2 Perez Corporation has 100,000 shares of $1 par value common stock and 20,000 shares of 8%
cumulative preferred stock, $100 par value, outstanding. The balance in Retained Earnings at
the beginning of the year was $1,600,000, and one year's dividends were in arrears. Net
income for the current year was $870,000. If Perez Corporation paid a dividend of $2 per share
on its common stock, what is the balance in Retained Earnings at the end of the year?

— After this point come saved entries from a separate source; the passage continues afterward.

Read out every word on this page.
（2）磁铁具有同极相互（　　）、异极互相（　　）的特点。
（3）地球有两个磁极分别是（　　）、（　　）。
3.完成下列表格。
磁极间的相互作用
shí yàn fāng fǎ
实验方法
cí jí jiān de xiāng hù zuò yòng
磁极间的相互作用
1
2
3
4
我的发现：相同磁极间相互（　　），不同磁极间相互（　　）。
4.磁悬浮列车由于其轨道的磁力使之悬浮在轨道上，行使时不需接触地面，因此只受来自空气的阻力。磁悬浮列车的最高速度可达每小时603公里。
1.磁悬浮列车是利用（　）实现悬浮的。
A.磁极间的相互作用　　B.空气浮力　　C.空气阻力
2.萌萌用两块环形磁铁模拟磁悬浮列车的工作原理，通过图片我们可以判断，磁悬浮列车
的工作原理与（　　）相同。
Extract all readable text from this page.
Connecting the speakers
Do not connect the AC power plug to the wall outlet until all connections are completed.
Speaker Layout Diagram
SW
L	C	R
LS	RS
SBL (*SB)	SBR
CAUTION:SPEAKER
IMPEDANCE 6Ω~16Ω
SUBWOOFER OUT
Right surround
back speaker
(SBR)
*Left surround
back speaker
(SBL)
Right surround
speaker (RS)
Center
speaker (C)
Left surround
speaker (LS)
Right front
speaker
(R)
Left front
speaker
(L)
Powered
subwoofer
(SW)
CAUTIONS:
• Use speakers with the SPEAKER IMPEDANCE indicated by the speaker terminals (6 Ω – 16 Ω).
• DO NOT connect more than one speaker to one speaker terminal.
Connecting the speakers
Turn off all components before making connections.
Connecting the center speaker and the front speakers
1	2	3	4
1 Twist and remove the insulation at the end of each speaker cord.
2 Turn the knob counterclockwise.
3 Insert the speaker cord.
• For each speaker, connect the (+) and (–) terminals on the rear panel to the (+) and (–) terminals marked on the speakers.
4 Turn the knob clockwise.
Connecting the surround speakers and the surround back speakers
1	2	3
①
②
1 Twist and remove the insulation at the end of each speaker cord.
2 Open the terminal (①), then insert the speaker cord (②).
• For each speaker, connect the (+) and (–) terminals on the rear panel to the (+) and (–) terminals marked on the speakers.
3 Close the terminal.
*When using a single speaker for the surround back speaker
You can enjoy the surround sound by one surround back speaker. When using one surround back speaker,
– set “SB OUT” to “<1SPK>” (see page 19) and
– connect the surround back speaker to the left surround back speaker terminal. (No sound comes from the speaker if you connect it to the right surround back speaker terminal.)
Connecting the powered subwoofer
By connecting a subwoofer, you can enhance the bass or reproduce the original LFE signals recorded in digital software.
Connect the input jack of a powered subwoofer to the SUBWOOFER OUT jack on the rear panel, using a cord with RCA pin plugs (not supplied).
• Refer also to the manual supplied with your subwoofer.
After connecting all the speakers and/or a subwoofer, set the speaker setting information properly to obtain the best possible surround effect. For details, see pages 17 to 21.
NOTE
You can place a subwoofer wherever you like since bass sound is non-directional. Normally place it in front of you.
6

a $2,150,000. c $2,110,000.
b $2,270,000. d $1,950,000.
3 Pike Corporation has total stockholdersequity of $8,690,000 as of December 31, 2009. The
company has 300,000 shares of $2 par value common stock and 20,000 shares of 8%
cumulative preferred stock, $100 par value, outstanding. Due to lower-than-expected net
income, no dividends were declared by Pike’s board of directors for 2009. The book value per
share of common stock is:
a $25.00. c $23.00.
b $21.77. d $25.60.
4 Which of the following most likely explains why a corporations stock trades at a very high
price-earnings ratio?
a Investors expect the corporation to have higher earnings in the future.
b The corporation pays a very low dividend on its stock.
c The corporation has several classes of stock outstanding.
d The corporation is large with very low risk.
5 Which of the following is not a characteristic of most preferred stocks?
a Preference as to dividends.
b No voting power.
c Convertible into common stock.
d Preference as to assets in the event of liquidation of the company.